We’ve all heard horror stories of a dog having to be rushed to the ER to have his stomach pumped, or know of a person whose pup has passed a foreign object and was back to normal immediately after. What should you do if your dog eats something that he shouldn’t? Should you take him to the vet or wait to see if it passes in his stools? Check out our suggestions below.
Signs your pet ate something foreign
If your dog is exhibiting any of the following symptoms, it may mean that he ingested something foreign or toxic:
- Vomiting (usually starts as food and proceeds to water) or gagging
- Painful abdomen
- Lack of appetite
- Changes in typical behavior
- Changes in bowels — diarrhea, constipation
Go to the vet immediately
If your dog ingests a foreign object, you should take her to the vet. If your normal vet is unavailable, call a 24-hour emergency animal clinic and describe the situation. According to Shari Brown, DVM, the best measure is to allow the professionals to properly assess the situation.
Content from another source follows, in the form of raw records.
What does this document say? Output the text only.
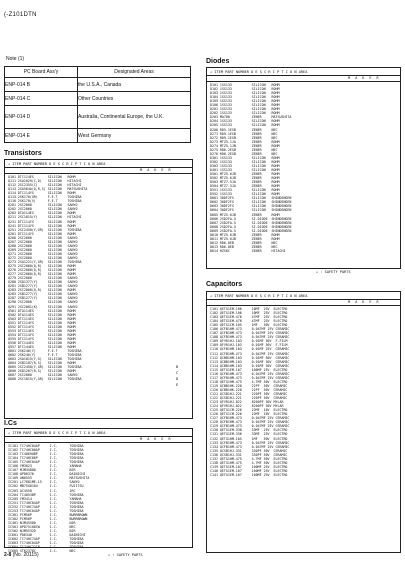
(-Z101DTN
Note (1)
PC Board Ass'y	Designated Areas
ENP-014 B	the U.S.A., Canada
ENP-014 C	Other Countries
ENP-014 D	Australia, Continental Europe, the U.K.
ENP-014 E	West Germany
Transistors
⚠ ITEM PART NUMBER D E S C R I P T I O N AREA
M A K E R
Q101 DTC114ES       SILICON   ROHM
Q111 2SA1029(C,D)   SILICON   HITACHI
Q112 2SC2355(C)     SILICON   HITACHI
Q113 2SA564A(Q,R,S) SILICON   MATSUSHITA
Q114 DTC114YS       SILICON   ROHM
Q115 2SK170(GR)     F.E.T     TOSHIBA
Q116 2SK170(V)      F.E.T     TOSHIBA
Q201 2SC2060        SILICON   SANYO
Q202 2SC2060        SILICON   SANYO
Q203 DTA114ES       SILICON   ROHM
Q211 2SC1815(Y)     SILICON   HITACHI
Q231 DTC114YS       SILICON   ROHM
Q241 DTC114YS       SILICON   ROHM
Q251 2SC2458(Y,GR)  SILICON   TOSHIBA
Q261 DTC114YS       SILICON   ROHM
Q266 2SC2060        SILICON   SANYO
Q267 2SC2060        SILICON   SANYO
Q268 2SC2060        SILICON   SANYO
Q269 2SC2060        SILICON   SANYO
Q271 2SC2060        SILICON   SANYO
Q272 2SC2060        SILICON   SANYO
Q273 2SA1221(Y,GR)  SILICON   TOSHIBA
Q275 2SC2060(Q,R)   SILICON   ROHM
Q276 2SC2060(Q,R)   SILICON   ROHM
Q277 2SC2060(Q,R)   SILICON   ROHM
Q279 2SC2060        SILICON   SANYO
Q280 2SD1377(Y)     SILICON   SANYO
Q281 2SB1277(Y)     SILICON   SANYO
Q283 2SC2060(Q,R)   SILICON   ROHM
Q285 2SB1277(Y)     SILICON   SANYO
Q287 2SB1277(Y)     SILICON   SANYO
Q290 2SC2060        SILICON   SANYO
Q291 2SC2001(K)     SILICON   SANYO
Q501 DTA114ES       SILICON   ROHM
Q502 DTA114ES       SILICON   ROHM
Q503 DTC114ES       SILICON   ROHM
Q551 DTC114YS       SILICON   ROHM
Q552 DTC114YS       SILICON   ROHM
Q553 DTC114ES       SILICON   ROHM
Q554 DTC114YS       SILICON   ROHM
Q555 DTC114YS       SILICON   ROHM
Q556 DTC144ES       SILICON   ROHM
Q557 DTC144ES       SILICON   ROHM
Q601 2SK246(Y)      F.E.T     TOSHIBA
Q602 2SK246(Y)      F.E.T     TOSHIBA
Q603 2SA1015(Y,G)   SILICON   TOSHIBA
Q604 2SB1187(R,S)   SILICON   ROHM
Q605 2SC2458(Y,GR)  SILICON   TOSHIBA
Q606 2SD1267(R,S)   SILICON   ROHM
Q607 2SC2060        SILICON   SANYO
Q608 2SC1815(Y,GR)  SILICON   TOSHIBA
B
C
D
E
I.Cs
⚠ ITEM PART NUMBER D E S C R I P T I O N AREA
M A K E R
IC101 TC74HC04AP     I.C.      TOSHIBA
IC102 TC74HC00AP     I.C.      TOSHIBA
IC103 TC4069UBP      I.C.      TOSHIBA
IC104 TC74HC86P      I.C.      TOSHIBA
IC105 TC74HC04AP     I.C.      TOSHIBA
IC106 YM3623         I.C.      YAMAHA
IC107 MJM4580D       I.C.      NJR
IC108 UPD6376        I.C.      DAINICHI
IC109 AN6555         I.C.      MATSUSHITA
IC201 LC7881ME-15    I.C.      SANYO
IC202 MB75G0104      I.C.      FUJITSU
IC203 AC4558         I.C.      JRC
IC204 TC4053BP       I.C.      TOSHIBA
IC205 YM3414         I.C.      YAMAHA
IC251 TC74HC04AP     I.C.      TOSHIBA
IC252 TC74HC74AP     I.C.      TOSHIBA
IC253 TC74HC04AP     I.C.      TOSHIBA
IC301 PCM56P         I.C.      BURRBROWN
IC302 PCM56P         I.C.      BURRBROWN
IC401 NJM4558D       I.C.      NJR
IC501 UPD75108CW     I.C.      NEC
IC502 NJM5532D       I.C.      NJR
IC601 PD6340         I.C.      DAINICHI
IC602 TC74HC74AP     I.C.      TOSHIBA
IC603 TC74HC04AP     I.C.      TOSHIBA
IC604 TC74HC221P     I.C.      TOSHIBA
IC605 STK2378C       I.C.      NEC
Diodes
⚠ ITEM PART NUMBER D E S C R I P T I O N AREA
M A K E R
D101 1SS133          SILICON   ROHM
D102 1SS133          SILICON   ROHM
D103 1SS133          SILICON   ROHM
D104 1SS133          SILICON   ROHM
D105 1SS133          SILICON   ROHM
D106 1SS133          SILICON   ROHM
D201 1SS133          SILICON   ROHM
D202 1SS133          SILICON   ROHM
D203 MA700           ZENER     MATSUSHITA
D204 1SS133          SILICON   ROHM
D205 1SS133          SILICON   ROHM
D206 RD5.1ESB        ZENER     NEC
D271 RD9.1ESB        ZENER     NEC
D272 RD9.1ESB        ZENER     NEC
D273 MTZ5.1JA        ZENER     ROHM
D274 MTZ5.1JB        ZENER     ROHM
D275 RD6.2ESB        ZENER     NEC
D276 RD6.2ESB        ZENER     NEC
D301 1SS133          SILICON   ROHM
D302 1SS133          SILICON   ROHM
D303 1SS133          SILICON   ROHM
D401 1SS133          SILICON   ROHM
D501 MTZ5.6JB        ZENER     ROHM
D502 MTZ5.6JB        ZENER     ROHM
D503 MTZ7.5JA        ZENER     ROHM
D504 MTZ7.5JA        ZENER     ROHM
D551 1SS133          SILICON   ROHM
D552 1SS133          SILICON   ROHM
D601 30DF2FS         SILICON   SHINDENGEN
D602 30DF2FS         SILICON   SHINDENGEN
D603 30DF2FS         SILICON   SHINDENGEN
D604 30DF2FS         SILICON   SHINDENGEN
D605 MTZ5.6JB        ZENER     ROHM
D606 2SD2FA-5        SI.DIODE  SHINDENGEN
D607 2SD2FA-5        SI.DIODE  SHINDENGEN
D608 2SD2FA-5        SI.DIODE  SHINDENGEN
D609 2SD2FA-5        SI.DIODE  SHINDENGEN
D610 MTZ5.6JB        ZENER     ROHM
D611 MTZ5.6JB        ZENER     ROHM
D612 RD6.8EB         ZENER     NEC
D613 RD6.8EB         ZENER     NEC
D614 HZS6C           ZENER     HITACHI
⚠ : SAFETY PARTS
Capacitors
⚠ ITEM PART NUMBER D E S C R I P T I O N AREA
M A K E R
C101 QETG1EM-106     10MF  25V  ELECTRO
C102 QETG1EM-106     10MF  25V  ELECTRO
C103 QETG1EM-476     47MF  25V  ELECTRO
C104 QETG1EM-476     47MF  25V  ELECTRO
C105 QETG1CM-105     1MF   50V  ELECTRO
C106 QCFB1HM-473     0.047MF 25V CERAMIC
C107 QCFB1HM-473     0.047MF 25V CERAMIC
C108 QCFB1HM-473     0.047MF 25V CERAMIC
C109 QFVR1HJ-103     0.01MF 50V  F.FILM
C109 QFVR1HJ-103     0.01MF 50V  F.FILM
C110 QCFB1HM-103     0.01MF 25V  CERAMIC
C111 QCFB1HM-473     0.047MF 25V CERAMIC
C112 QCBB1HM-103     0.01MF 50V  CERAMIC
C113 QCBB1HM-103     0.01MF 50V  CERAMIC
C114 QCBB1HM-103     0.01MF 50V  CERAMIC
C115 QETG1EM-107     100MF 25V  ELECTRO
C116 QCFB1HM-473     0.047MF 25V CERAMIC
C117 QCFB1HM-473     0.047MF 25V CERAMIC
C118 QETG1HM-475     4.7MF 50V  ELECTRO
C119 QCBB1HK-220     22PF  50V  CERAMIC
C120 QCBB1HK-220     22PF  50V  CERAMIC
C121 QCSB1HJ-221     220PF 50V  CERAMIC
C122 QCSB1HJ-221     220PF 50V  CERAMIC
C123 QFVR1HJ-822     8200PF 50V MYLAR
C124 QFVR1HJ-822     8200PF 50V MYLAR
C125 QETG1CM-226     22MF  16V  ELECTRO
C126 QETG1CM-226     22MF  16V  ELECTRO
C127 QCFB1HM-473     0.047MF 25V CERAMIC
C128 QCFB1HM-473     0.047MF 25V CERAMIC
C129 QCFB1HM-473     0.047MF 25V CERAMIC
C130 QETG1EM-336     33MF  25V  ELECTRO
C131 QETG1EM-336     33MF  25V  ELECTRO
C132 QETG1HM-105     1MF   50V  ELECTRO
C133 QCFB1HM-473     0.047MF 25V CERAMIC
C134 QCFB1HM-473     0.047MF 25V CERAMIC
C135 QCSB1HJ-331     330PF 50V  CERAMIC
C136 QCSB1HJ-331     330PF 50V  CERAMIC
C137 QETG1HM-475     4.7MF 50V  ELECTRO
C138 QETG1HM-475     4.7MF 50V  ELECTRO
C139 QETG1EM-107     100MF 25V  ELECTRO
C140 QETG1EM-107     100MF 25V  ELECTRO
C141 QETG1EM-107     100MF 25V  ELECTRO
2-8 (No. 20115)	⚠ : SAFETY PARTS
“Owners should not wait to see if the object will pass on its own. Do not try to induce vomiting without a veterinarian’s okay, as there are some foreign bodies that can cause just as much harm coming back out.”
If the veterinarian suspects that a foreign object has been ingested, they will order X-rays to determine the appropriate method of treatment. Depending on the severity of the situation, a vet may able to help your dog pass the object by inducing vomiting.
Some objects may need to be removed through endoscopy. If that is the case, the vet will place a long tube down your dog’s throat and will remove the object from her stomach. “This is non-invasive, involves less risks, and the only recovery time is from the anesthesia,” says Brown.
If the object has passed through the stomach and into the intestines, however, a more invasive surgery may be required. “There are less complications if the object can be gotten out of the stomach than out of the intestines. If an intestinal obstruction occurs, there is a risk of having to remove some of the intestines, which increases the chance of complications.”